Much of the present surplus, in fact, amounts to a tax overpayment by citizens. It is only fair that, after shoring up Social Security and Medicare and working to pay down the debt, Congress and the Administration should begin refunding Americans' tax overpayment.

Broad-based tax reductions would help give our slowing economy the boost it needs – leaving more money in Wisconsin families' pockets to save and invest as they see fit.

In the past, such tax cuts have helped the economy during times of slowdown.  President Kennedy proposed a broad 30 percent across-the-board tax cut, signed into law by President Johnson, which ushered in the 1960’s era of economic expansion.  The economy grew five percent per year for several years following the 1964 Kennedy tax cuts.  President Reagan cut taxes in 1981 by 25 percent and cut and simplified taxes again in 1986.  The economy grew substantially after each tax reduction. During the Reagan years, the U.S. economy expanded by one-third.

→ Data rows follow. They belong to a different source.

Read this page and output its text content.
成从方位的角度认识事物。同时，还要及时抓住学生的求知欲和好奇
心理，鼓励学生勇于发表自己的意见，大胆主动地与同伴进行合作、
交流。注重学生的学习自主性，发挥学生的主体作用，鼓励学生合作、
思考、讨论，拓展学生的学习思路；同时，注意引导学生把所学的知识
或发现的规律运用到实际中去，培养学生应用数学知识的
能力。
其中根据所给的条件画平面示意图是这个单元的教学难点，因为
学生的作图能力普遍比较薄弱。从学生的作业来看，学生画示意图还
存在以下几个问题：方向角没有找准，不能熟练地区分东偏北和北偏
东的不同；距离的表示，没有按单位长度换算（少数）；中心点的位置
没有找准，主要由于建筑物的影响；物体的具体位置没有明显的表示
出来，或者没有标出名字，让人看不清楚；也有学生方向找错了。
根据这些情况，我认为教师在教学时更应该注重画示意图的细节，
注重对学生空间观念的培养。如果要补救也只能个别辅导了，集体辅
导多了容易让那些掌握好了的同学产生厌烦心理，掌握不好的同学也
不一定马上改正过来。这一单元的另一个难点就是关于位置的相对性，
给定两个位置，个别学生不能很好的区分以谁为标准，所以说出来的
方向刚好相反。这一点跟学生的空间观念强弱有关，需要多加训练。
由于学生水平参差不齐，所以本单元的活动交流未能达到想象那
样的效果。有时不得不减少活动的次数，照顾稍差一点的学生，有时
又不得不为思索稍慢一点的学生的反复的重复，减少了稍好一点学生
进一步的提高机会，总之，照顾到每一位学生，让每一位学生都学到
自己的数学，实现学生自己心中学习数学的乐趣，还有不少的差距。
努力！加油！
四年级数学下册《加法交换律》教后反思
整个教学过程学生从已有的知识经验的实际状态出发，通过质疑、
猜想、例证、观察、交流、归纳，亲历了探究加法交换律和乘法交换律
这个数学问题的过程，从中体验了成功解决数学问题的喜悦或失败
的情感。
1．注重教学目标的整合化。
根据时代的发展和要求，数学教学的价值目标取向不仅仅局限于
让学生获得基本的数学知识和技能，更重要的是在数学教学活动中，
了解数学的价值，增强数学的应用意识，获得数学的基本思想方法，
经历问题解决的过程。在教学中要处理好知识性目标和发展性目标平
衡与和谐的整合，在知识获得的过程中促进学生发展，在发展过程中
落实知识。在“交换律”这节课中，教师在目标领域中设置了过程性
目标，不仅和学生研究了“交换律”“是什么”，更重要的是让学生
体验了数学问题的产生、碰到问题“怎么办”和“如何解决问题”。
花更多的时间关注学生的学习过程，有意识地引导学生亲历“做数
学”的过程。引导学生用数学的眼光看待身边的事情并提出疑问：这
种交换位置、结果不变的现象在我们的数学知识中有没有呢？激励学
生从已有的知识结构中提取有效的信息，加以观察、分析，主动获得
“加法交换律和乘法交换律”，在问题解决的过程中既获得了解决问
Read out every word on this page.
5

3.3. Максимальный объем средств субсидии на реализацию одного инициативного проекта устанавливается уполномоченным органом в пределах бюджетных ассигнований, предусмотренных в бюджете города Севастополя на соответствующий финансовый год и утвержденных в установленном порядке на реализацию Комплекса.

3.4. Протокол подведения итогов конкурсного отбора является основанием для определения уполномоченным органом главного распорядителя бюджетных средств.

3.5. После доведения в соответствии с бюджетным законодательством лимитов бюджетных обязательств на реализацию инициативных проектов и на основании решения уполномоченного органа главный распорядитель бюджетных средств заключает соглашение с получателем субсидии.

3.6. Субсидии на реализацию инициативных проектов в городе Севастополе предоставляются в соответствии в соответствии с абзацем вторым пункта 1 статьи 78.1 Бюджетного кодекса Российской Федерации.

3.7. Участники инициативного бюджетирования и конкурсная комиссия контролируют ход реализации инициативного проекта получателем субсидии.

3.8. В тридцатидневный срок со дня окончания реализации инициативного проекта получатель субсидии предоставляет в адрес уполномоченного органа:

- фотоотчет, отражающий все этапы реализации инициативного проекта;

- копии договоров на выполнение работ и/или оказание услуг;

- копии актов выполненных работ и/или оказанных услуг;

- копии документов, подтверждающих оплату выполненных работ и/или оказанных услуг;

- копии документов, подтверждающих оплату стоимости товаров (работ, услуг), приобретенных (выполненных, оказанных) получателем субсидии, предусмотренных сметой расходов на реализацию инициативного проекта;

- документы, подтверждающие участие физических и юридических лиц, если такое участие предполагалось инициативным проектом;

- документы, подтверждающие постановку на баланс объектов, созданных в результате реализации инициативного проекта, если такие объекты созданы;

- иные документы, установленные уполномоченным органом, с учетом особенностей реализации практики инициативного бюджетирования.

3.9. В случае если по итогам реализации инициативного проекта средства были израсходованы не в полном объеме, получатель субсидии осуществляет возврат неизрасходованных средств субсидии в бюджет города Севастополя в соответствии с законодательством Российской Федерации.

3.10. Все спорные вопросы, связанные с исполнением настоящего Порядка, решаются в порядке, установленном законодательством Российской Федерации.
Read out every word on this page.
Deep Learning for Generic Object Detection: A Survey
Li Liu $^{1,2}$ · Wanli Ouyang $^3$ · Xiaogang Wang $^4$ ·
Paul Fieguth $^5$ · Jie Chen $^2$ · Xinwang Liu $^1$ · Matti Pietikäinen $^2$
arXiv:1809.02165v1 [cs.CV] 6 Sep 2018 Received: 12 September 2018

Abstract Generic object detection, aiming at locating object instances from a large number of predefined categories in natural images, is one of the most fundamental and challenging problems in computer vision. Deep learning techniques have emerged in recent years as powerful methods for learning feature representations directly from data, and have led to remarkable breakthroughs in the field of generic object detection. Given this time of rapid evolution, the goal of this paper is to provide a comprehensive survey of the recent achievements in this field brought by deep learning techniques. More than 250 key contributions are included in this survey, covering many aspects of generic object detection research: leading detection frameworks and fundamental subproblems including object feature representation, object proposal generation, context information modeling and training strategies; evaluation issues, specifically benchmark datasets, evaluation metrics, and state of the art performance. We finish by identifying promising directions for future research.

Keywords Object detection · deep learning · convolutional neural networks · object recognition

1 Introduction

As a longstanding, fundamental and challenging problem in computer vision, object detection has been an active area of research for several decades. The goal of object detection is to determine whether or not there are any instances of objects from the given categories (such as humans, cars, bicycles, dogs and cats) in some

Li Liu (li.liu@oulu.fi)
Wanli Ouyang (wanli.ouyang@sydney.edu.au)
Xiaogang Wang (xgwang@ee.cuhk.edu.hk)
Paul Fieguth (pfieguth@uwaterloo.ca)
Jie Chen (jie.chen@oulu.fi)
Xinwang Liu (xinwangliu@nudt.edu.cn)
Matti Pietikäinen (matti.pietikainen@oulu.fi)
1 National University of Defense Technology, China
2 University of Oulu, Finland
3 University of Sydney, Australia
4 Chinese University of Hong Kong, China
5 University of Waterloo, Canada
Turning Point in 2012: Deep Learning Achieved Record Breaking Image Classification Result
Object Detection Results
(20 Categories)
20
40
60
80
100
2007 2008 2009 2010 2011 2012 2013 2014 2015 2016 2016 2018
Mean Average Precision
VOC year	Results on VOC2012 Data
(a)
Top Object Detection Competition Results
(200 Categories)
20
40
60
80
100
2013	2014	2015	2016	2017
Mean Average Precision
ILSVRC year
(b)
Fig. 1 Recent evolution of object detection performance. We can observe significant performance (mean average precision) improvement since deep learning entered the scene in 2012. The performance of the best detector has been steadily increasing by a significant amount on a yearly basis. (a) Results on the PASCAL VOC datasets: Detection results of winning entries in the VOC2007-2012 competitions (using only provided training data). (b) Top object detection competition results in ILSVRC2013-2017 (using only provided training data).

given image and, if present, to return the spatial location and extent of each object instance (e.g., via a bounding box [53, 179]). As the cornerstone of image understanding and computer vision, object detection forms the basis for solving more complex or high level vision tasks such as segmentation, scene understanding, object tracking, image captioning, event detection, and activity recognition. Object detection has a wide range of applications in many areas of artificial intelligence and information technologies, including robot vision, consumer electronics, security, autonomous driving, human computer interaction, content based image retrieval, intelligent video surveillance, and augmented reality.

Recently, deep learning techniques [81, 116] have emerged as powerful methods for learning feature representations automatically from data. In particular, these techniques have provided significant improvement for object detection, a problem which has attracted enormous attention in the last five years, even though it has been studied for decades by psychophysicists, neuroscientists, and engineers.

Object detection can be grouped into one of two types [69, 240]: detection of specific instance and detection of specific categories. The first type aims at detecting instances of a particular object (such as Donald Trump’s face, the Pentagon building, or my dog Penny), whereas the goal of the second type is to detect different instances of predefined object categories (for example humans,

Broad-based tax cuts can strengthen our economy in the years ahead.  However, such cuts should be paired with measures that promote fiscal discipline in Washington and work to pay down the debt. One example of this is the lockbox legislation I coauthored in my first term that would safeguard Social Security and Medicare by locking away 100 percent of all Social Security and Medicare payroll taxes and preventing this money from being used for anything except Social Security or Medicare.

Fiscal discipline, a lower tax burden, and sound Fed policy can all contribute to Wisconsin's – and the nation's – economic health. Now that the Federal Reserve has wisely cut the interest rate, Congress and the new Administration should enact fiscally-responsible broad-based tax relief and debt reduction. This would go a long way toward restoring strong economic growth and keeping hard-working Americans employed.